How Ww1 Changed British Literature
Essay by 24 • September 30, 2010 • 1,954 Words (8 Pages) • 2,901 Views
World War One began on July 28, 1914 and ended with the signing of the armistice on November 11, 1918. The war cost a total of one hundred eighty-six billion dollars. The total casualties of the war were thirty-seven million, with another eleven million civilian casualties. The British Empire alone lost over three million people in the war. (English) World War One effected the whole world- the heartache and bloodshed changed politics, economics, and public opinion. This war changed people's lives, but it also changes their way of thinking and their way of writing. After World War One British literature was changed from simple stories to a more realistic and meaningful approach to life.
Nineteenth century England is what most historians call the Victorian age, which is how British literature got started. It was during the Victorian age that people began to learn how to read and write. "In 1837 about half of the adult male population could read and write; by the end of the century, literacy was almost universal." (Abrams) The novel became the most popular form of literature during this time period in England. "Victorian novels seek to represent a large and comprehensive social world, with the variety of classes and social settings that constitute a community." (Abrams) The authors of these novels tried to make the reader feel like the characters and the events that take place in the novel seem so realistic that they could see it happening in real life.

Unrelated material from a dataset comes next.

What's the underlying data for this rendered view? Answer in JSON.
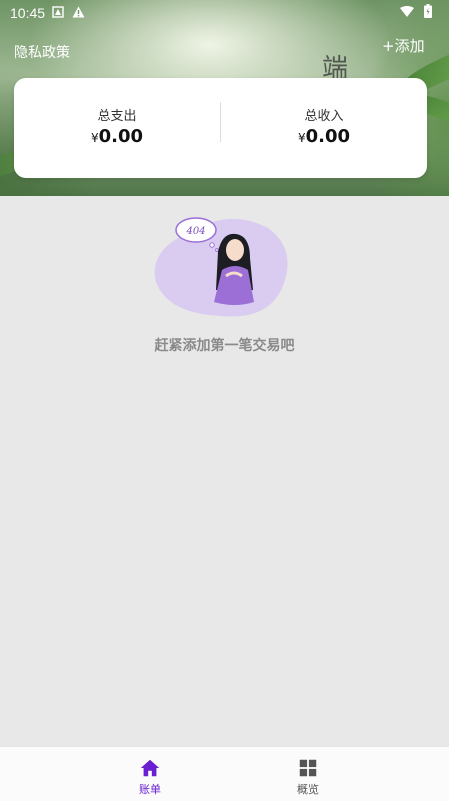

The novels were written about concerns, or issues, that the everyday person went through. The novels usually dealt with experiences with the relationship in the middle-class or inter-class relationships. Life during the Victorian age is explained in The Norton Anthology as, "a society where the material conditions of life indicate social position, where money defines opportunity, where social class enforces a powerful sense of stratification, yet where chances for class mobility exist." (Abrams) Victorian novels usually were focused on a persons struggle to find his or herself in the cruel world of social classes. These types of novels were often written during the Victorian age, in fact Charles Dickens wrote a novel called Great Expectations in 1861, which dealt with a boy named Pip and how he finds his place in the world.
There were many good writers during that time period. Charles Dickens, Thomas Hardy and H. G. Wells all wrote novels during the Victorian age and they all have a different style about them that makes them worth noting. Charles Dickens was the reason that the new spirit of realism came along in the nineteenth century. Dickens's novels of contemporary life exhibit an amazing ability to create living characters. Also, Dickens is known for his different style of humor and parody. Thomas Hardy wrote about other people's encounters with fate and circumstances, his outlook on life seems pessimistic when you read most of his novels. "Wells's novels often seem to be sociological investigations of the ills of modern civilization rather than self-contained stories." (English) H.G. Wells wrote novels based on his experiences in life, he wrote about what he thought would go wrong or what was wrong with the society that he was surrounded by.
Poets of the nineteenth century tried to tell stories through poetry. They also experimented with perspective and character. "'Amours de Voyage' is a long epistolary poem that tells the story of a failed romance through letters written by various characters." (Abrams) "Amours de Voyage" is an example of how Victorian poets tried to play with their characters. Victorian poets tried to make their story come alive by using great detail, this way the reader could draw a visual picture from the words on the paper. This picture that the author creates carries the emotion of the entire poem. The sound that a poem had during this time made all the difference. The way that a poet used alliteration, emphasis and different vowel sounds changed the flow of the poem. The poet could either have the poem flow smooth or rough. Many poets tried to capture these aspects, but only a few did it well.
The three notable poets of the Victorian age became similarly absorbed in social
issues. Beginning as a poet of pure romantic escapism, Alfred, Lord Tennyson,
soon moved on to problems of religious faith, social change, and political power.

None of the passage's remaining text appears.